My friend Mario and my new friend Robbie drove up from Salt Lake to share some of their insight with my church. My pastor planned a truth event and invited Mario up to dialogue (word of the weekend) with anyone and everyone who had a question about the truth as it applied to faith and life in general. Saturday night was an open forum and Sunday was a time for Mario to share some of his discovery process. I've referenced before that he is a masterful thinker - and through his honest pursuit of that which is true, he's encountered challenges to his faith and has had the tenacity to press forward. I believe those encounters provided for some legitimate answers to the questions that were constantly asked this weekend. He and Robbie were like a walking, talking Google. Everyone had something to ask these guys.

Currently, I'm at my own kind of intersection regarding faith and truth. I had plenty of questions. You see, I have a sincere curiosity regarding God's ability to make people well. All kinds of well but specifically scenarios when people are experiencing physical trauma or disability. Paired with that curiosity, I have a lot of questions. Like why, when you ask God to do something inside a certain circumstance (i.e. some one's cancer, Alzheimer's, headaches, etc.), more often than not, it doesn't happen? Questions like - if things don't happen the way I ask them to, what does that mean? Did I ask wrong or does God have something else in mind? And if He does have something else in mind, instead of making those kinds of problems disappear, is it ok if I keep asking Him to do those kinds of things? I would wager that anyone that has prayed a prayer of this nature has asked themselves and God the same types of questions.

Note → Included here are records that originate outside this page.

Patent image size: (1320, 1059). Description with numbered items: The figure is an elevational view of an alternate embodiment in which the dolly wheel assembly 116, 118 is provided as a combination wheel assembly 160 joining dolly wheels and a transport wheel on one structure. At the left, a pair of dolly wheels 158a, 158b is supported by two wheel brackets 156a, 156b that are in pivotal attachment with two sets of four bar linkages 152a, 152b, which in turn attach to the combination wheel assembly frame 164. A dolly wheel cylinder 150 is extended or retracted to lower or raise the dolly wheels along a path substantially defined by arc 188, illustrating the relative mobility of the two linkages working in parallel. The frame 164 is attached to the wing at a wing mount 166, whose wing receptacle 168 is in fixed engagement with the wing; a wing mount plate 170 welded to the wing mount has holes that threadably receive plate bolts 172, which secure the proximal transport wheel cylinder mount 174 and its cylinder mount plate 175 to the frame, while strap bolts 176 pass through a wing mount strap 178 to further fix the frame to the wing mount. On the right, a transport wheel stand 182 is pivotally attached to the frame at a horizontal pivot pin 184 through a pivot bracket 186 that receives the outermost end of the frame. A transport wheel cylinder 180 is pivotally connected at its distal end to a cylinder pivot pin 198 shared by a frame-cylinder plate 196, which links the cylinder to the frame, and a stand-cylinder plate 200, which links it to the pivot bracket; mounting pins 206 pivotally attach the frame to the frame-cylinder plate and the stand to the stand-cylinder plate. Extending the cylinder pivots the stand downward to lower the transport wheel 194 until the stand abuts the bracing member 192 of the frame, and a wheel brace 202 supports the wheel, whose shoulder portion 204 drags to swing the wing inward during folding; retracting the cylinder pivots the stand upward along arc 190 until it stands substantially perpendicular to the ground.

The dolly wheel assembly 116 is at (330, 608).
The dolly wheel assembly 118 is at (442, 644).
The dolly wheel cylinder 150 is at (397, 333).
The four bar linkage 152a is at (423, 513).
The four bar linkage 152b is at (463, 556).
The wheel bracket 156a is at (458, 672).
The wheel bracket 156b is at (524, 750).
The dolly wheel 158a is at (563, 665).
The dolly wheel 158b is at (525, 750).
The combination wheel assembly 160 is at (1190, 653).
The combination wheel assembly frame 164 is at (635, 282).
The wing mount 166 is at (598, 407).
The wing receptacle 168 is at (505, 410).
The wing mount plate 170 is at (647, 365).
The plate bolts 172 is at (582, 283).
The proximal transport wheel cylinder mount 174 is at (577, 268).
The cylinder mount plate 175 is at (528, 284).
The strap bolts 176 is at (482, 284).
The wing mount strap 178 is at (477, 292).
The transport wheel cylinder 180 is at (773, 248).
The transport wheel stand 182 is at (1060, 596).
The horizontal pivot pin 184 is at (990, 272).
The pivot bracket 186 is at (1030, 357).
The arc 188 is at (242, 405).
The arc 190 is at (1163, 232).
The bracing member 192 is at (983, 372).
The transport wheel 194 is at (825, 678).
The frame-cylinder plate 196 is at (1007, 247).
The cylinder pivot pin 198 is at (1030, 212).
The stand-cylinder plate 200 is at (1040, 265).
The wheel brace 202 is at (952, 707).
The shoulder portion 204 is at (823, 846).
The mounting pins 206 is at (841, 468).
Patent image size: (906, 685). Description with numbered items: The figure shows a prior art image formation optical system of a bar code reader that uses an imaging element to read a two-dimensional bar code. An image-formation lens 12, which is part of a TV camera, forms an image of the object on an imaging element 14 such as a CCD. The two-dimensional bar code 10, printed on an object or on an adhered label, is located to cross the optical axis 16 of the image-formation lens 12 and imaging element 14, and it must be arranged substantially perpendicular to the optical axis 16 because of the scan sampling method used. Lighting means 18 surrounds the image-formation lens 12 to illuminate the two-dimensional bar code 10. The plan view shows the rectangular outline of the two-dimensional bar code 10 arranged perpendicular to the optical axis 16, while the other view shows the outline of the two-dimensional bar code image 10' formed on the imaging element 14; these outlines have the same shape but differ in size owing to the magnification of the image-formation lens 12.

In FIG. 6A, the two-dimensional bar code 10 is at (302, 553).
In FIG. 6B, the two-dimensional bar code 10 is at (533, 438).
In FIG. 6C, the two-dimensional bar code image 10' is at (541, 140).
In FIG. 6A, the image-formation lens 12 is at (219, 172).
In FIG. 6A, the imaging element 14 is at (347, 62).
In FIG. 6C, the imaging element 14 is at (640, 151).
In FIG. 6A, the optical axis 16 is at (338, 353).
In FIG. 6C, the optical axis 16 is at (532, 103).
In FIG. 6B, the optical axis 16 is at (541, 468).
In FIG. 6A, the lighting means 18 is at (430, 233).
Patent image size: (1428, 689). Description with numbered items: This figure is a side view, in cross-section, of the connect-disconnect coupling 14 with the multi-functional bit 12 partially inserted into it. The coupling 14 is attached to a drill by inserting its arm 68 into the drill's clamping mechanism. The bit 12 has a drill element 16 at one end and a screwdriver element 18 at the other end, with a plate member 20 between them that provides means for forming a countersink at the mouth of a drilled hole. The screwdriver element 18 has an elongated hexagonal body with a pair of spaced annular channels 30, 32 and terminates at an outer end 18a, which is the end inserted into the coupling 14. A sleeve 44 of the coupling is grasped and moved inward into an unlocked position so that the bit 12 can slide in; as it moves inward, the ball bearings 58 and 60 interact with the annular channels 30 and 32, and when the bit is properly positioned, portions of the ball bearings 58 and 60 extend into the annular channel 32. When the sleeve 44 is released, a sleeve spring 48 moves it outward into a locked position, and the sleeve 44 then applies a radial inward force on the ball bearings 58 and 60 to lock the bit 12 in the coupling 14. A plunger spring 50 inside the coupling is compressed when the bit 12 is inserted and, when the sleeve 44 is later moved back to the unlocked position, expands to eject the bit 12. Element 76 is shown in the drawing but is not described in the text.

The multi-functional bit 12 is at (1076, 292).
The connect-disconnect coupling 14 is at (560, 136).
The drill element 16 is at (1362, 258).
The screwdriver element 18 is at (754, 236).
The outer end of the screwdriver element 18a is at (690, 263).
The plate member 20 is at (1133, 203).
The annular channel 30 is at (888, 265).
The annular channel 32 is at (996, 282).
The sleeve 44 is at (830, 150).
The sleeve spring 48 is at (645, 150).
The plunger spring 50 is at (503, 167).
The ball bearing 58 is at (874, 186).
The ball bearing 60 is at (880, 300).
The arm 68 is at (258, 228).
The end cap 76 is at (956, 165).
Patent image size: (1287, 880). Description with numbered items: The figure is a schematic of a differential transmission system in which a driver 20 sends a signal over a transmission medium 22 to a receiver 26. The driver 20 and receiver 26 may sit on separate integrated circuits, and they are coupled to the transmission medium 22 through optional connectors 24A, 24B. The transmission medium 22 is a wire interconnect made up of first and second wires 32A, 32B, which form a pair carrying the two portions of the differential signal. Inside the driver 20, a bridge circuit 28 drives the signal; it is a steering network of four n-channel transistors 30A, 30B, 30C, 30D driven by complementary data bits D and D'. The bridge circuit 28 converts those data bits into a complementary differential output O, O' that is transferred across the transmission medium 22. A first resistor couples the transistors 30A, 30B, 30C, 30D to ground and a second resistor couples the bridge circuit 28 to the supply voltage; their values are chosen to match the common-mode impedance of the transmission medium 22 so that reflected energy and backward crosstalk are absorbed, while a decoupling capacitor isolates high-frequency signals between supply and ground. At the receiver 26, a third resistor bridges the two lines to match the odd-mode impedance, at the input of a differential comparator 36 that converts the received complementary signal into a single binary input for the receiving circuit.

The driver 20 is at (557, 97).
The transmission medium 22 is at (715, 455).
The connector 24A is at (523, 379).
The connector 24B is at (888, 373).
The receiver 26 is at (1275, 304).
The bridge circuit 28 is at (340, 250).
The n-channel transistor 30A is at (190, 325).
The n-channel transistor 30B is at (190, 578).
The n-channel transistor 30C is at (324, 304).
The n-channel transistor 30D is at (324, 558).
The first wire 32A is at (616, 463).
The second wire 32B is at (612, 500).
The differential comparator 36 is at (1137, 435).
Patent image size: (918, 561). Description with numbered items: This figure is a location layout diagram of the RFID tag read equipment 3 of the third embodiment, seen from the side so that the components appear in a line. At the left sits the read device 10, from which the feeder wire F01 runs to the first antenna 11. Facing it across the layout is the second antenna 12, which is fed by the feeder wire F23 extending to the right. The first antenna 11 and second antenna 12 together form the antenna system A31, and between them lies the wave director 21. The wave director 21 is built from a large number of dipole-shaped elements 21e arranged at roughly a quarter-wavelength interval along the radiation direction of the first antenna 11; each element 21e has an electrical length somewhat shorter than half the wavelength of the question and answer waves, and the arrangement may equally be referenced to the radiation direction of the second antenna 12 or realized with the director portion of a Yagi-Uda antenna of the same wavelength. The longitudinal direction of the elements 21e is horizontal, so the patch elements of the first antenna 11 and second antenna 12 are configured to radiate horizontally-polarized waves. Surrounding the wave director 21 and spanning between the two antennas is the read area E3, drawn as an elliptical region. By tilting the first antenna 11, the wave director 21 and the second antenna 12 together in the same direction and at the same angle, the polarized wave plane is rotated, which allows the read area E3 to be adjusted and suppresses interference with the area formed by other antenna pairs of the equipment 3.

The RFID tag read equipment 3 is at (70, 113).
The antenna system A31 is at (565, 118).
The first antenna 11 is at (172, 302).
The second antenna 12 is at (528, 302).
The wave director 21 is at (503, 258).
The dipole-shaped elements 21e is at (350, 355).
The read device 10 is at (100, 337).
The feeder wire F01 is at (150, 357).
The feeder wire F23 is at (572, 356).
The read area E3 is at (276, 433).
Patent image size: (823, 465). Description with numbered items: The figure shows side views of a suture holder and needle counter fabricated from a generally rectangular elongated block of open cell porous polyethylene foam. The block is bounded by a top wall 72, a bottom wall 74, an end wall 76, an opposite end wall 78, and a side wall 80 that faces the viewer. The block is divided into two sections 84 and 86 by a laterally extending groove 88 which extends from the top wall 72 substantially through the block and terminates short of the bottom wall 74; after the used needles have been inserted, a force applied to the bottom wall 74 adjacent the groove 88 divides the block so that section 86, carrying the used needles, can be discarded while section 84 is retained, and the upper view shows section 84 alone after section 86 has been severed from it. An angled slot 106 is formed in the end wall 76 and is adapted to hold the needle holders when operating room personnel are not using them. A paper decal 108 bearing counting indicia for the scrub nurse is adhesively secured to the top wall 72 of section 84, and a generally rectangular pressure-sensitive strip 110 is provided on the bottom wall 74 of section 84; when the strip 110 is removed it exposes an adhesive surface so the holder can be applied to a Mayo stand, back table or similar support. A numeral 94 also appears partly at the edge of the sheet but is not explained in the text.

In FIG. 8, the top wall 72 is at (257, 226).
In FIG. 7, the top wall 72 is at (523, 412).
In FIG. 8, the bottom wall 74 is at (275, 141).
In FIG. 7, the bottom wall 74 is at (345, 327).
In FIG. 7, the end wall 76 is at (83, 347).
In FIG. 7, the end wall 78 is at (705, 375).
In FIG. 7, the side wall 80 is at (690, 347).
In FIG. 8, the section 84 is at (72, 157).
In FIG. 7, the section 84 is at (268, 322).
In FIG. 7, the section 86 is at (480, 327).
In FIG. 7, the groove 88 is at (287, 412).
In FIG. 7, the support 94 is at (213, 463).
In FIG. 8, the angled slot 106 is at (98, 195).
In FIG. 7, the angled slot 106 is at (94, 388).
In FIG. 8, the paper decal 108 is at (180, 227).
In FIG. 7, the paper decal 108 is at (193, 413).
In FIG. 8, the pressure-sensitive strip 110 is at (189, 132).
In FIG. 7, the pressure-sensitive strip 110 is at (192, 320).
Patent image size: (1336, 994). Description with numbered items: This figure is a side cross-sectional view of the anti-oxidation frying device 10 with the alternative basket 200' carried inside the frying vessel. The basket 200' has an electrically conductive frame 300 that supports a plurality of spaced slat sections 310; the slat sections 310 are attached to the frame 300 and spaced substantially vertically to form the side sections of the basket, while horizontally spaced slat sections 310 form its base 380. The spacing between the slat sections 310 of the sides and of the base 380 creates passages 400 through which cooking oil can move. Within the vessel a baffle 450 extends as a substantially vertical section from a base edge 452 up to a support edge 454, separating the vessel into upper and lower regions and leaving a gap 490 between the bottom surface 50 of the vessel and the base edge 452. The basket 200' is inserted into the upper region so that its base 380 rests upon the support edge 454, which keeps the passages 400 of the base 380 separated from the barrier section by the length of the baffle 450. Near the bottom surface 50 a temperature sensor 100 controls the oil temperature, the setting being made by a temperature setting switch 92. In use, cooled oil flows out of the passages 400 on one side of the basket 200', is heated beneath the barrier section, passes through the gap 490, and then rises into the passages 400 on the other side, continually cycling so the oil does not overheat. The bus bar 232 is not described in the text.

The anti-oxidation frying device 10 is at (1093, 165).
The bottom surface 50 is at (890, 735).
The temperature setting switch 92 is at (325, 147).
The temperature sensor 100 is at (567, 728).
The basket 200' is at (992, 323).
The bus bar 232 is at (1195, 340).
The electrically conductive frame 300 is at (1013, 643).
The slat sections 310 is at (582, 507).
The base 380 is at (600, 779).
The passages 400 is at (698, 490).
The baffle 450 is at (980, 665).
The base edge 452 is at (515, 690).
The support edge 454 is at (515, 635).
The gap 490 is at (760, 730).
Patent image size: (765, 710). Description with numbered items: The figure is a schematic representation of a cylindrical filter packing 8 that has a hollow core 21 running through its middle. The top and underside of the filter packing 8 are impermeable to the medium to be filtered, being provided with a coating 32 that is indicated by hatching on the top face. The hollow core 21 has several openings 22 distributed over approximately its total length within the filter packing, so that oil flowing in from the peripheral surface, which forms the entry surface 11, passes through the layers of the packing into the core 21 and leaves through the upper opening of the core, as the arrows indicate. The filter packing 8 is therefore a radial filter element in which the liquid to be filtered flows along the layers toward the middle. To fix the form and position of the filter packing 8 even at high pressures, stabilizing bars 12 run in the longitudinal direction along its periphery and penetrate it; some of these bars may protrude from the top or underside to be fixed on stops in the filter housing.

My thoughts on the subject of God's choice to heal somebody are incomplete. I can tell you, though, that at the heart of my down-right ache to witness things like this happen is the conviction that if I asked the God for something miraculous and He did it, wouldn't that speak of His credibility to a world that thinks God is dead or sleeping or never existed in the first place? Recognizing that witnessing something supernatural is probably the least common way to establish the fact the God still lives, I still want to ask Him for it so that someone might believe.

Asking for things that are impossible can really feel impossible. Understanding the impossible - even more complicated. After this weekend and a statement made that suggested that we don't have to know everything about our decisions to make them, I'm encouraged to proceed in this discovery process. I'd like to take the path labeled "Possible" and continue to ask questions along the way.